Dr. J. Craig Allen, vice president of addiction services with Hartford HealthCare, said, “The pairing of substance use disorder and brain injury is seen on both sides of the treatment spectrum. As many as half of the people in substance use disorder rehab programs have an acquired brain injury, while 67 percent of those in brain injury rehab programs report a history of substance abuse predating the injury.

“Another 20 percent with no substance abuse problem before an injury develop one after.”

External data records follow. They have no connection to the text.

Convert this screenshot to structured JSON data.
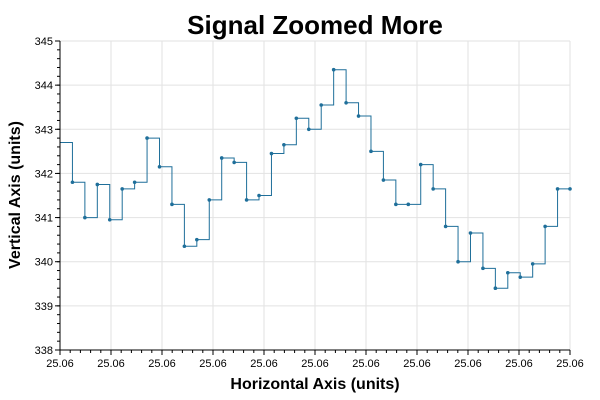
{
  "chart_data": {
    "type": "line",
    "title": "Signal Zoomed More",
    "xlabel": "Horizontal Axis (units)",
    "ylabel": "Vertical Axis (units)",
    "x_tick_labels": [
      "25.06",
      "25.06",
      "25.06",
      "25.06",
      "25.06",
      "25.06",
      "25.06",
      "25.06",
      "25.06",
      "25.06",
      "25.06"
    ],
    "y_ticks": [
      338,
      339,
      340,
      341,
      342,
      343,
      344,
      345
    ],
    "ylim": [
      338,
      345
    ],
    "grid": true,
    "step": "post",
    "series": [
      {
        "color": "#1f6f9a",
        "values": [
          342.7,
          341.8,
          341.0,
          341.75,
          340.95,
          341.65,
          341.8,
          342.8,
          342.15,
          341.3,
          340.35,
          340.5,
          341.4,
          342.35,
          342.25,
          341.4,
          341.5,
          342.45,
          342.65,
          343.25,
          343.0,
          343.55,
          344.35,
          343.6,
          343.3,
          342.5,
          341.85,
          341.3,
          341.3,
          342.2,
          341.65,
          340.8,
          340.0,
          340.65,
          339.85,
          339.4,
          339.75,
          339.65,
          339.95,
          340.8,
          341.65,
          341.65
        ]
      }
    ]
  }
}
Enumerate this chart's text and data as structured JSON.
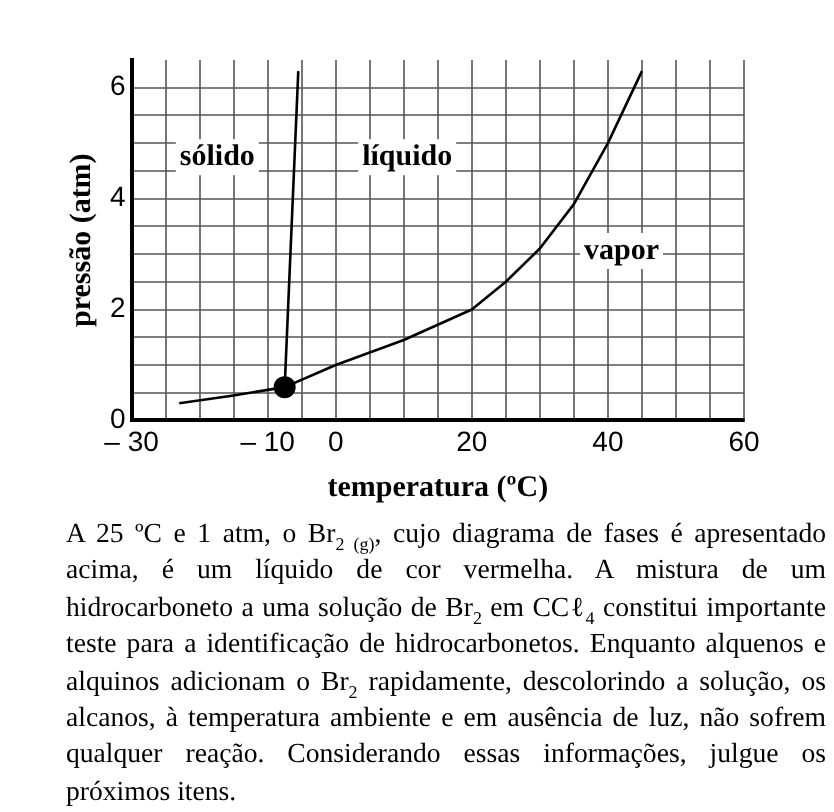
{
  "chart_data": {
    "type": "line",
    "xlabel": "temperatura (ºC)",
    "ylabel": "pressão (atm)",
    "xlim": [
      -30,
      60
    ],
    "ylim": [
      0,
      6.5
    ],
    "xticks": [
      {
        "value": -30,
        "label": "– 30"
      },
      {
        "value": -25,
        "label": null
      },
      {
        "value": -20,
        "label": null
      },
      {
        "value": -15,
        "label": null
      },
      {
        "value": -10,
        "label": "– 10"
      },
      {
        "value": -5,
        "label": null
      },
      0,
      {
        "value": 5,
        "label": null
      },
      {
        "value": 10,
        "label": null
      },
      {
        "value": 15,
        "label": null
      },
      20,
      {
        "value": 25,
        "label": null
      },
      {
        "value": 30,
        "label": null
      },
      {
        "value": 35,
        "label": null
      },
      40,
      {
        "value": 45,
        "label": null
      },
      {
        "value": 50,
        "label": null
      },
      {
        "value": 55,
        "label": null
      },
      60
    ],
    "yticks": [
      0,
      {
        "value": 0.5,
        "label": null
      },
      {
        "value": 1,
        "label": null
      },
      {
        "value": 1.5,
        "label": null
      },
      2,
      {
        "value": 2.5,
        "label": null
      },
      {
        "value": 3,
        "label": null
      },
      {
        "value": 3.5,
        "label": null
      },
      4,
      {
        "value": 4.5,
        "label": null
      },
      {
        "value": 5,
        "label": null
      },
      {
        "value": 5.5,
        "label": null
      },
      6
    ],
    "grid": true,
    "legend": false,
    "marker": "none",
    "line_style": "solid",
    "series": [
      {
        "color": "#000000",
        "x": [
          -23,
          -15,
          -7.5,
          0,
          10,
          20,
          25,
          30,
          35,
          40,
          45
        ],
        "values": [
          0.31,
          0.45,
          0.6,
          1.0,
          1.45,
          2.0,
          2.5,
          3.1,
          3.9,
          5.0,
          6.3
        ]
      },
      {
        "color": "#000000",
        "x": [
          -7.5,
          -5.5
        ],
        "values": [
          0.6,
          6.3
        ]
      },
      {
        "type": "scatter",
        "color": "#000000",
        "x": [
          -7.5
        ],
        "values": [
          0.6
        ],
        "marker": "circle"
      }
    ],
    "annotations": [
      "sólido",
      "líquido",
      "vapor",
      "A 25 ºC e 1 atm, o Br$_{2 (g)}$, cujo diagrama de fases é apresentado acima, é um líquido de cor vermelha. A mistura de um hidrocarboneto a uma solução de Br$_{2}$ em CCℓ$_{4}$ constitui importante teste para a identificação de hidrocarbonetos. Enquanto alquenos e alquinos adicionam o Br$_{2}$ rapidamente, descolorindo a solução, os alcanos, à temperatura ambiente e em ausência de luz, não sofrem qualquer reação. Considerando essas informações, julgue os próximos itens."
    ]
  }
}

The progression in either direction seems logical. Brain injuries, Dr. Allen said, can cause tremendous physical and emotional pain that may prompt substance use and development of substance use disorders. An overdose can also shut down oxygen flow to the brain, causing cell death in just five minutes and potentially leading to:

  • Slowed reaction time.
  • Difficulty paying attention.
  • Impulsive decision-making.
  • Impaired memory, visual motor skills, reasoning and information processing.

“We know when individuals experience impairments in multiple cognitive domains as a result of an overdose, it can negatively impact their everyday functioning,” Dr. Allen said. “Even those who didn’t abuse substances before an injury become vulnerable after injury because of boredom, frustration, depression and the heightened effects of alcohol and other drugs on the injured brain.”

This, he continued, makes it important that clinicians educate patients with brain injuries and their family members about the potential dangers of substance use. He suggested:

  • Encouraging abstinence.
  •  Providing incentives for participation in programs such as Alcoholics and Narcotics Anonymous, which should be modified to be more concrete, understandable and encouraging.
  • Tapping interventions that support adaptive coping, and matching interventions with the individual’s cognitive deficits and abilities.
  • Enlisting community resources to maximize social interaction and minimize boredom.
  • Suggesting harm reduction strategies, including the use of naloxone, a medication successfully used to treat opioid use disorder.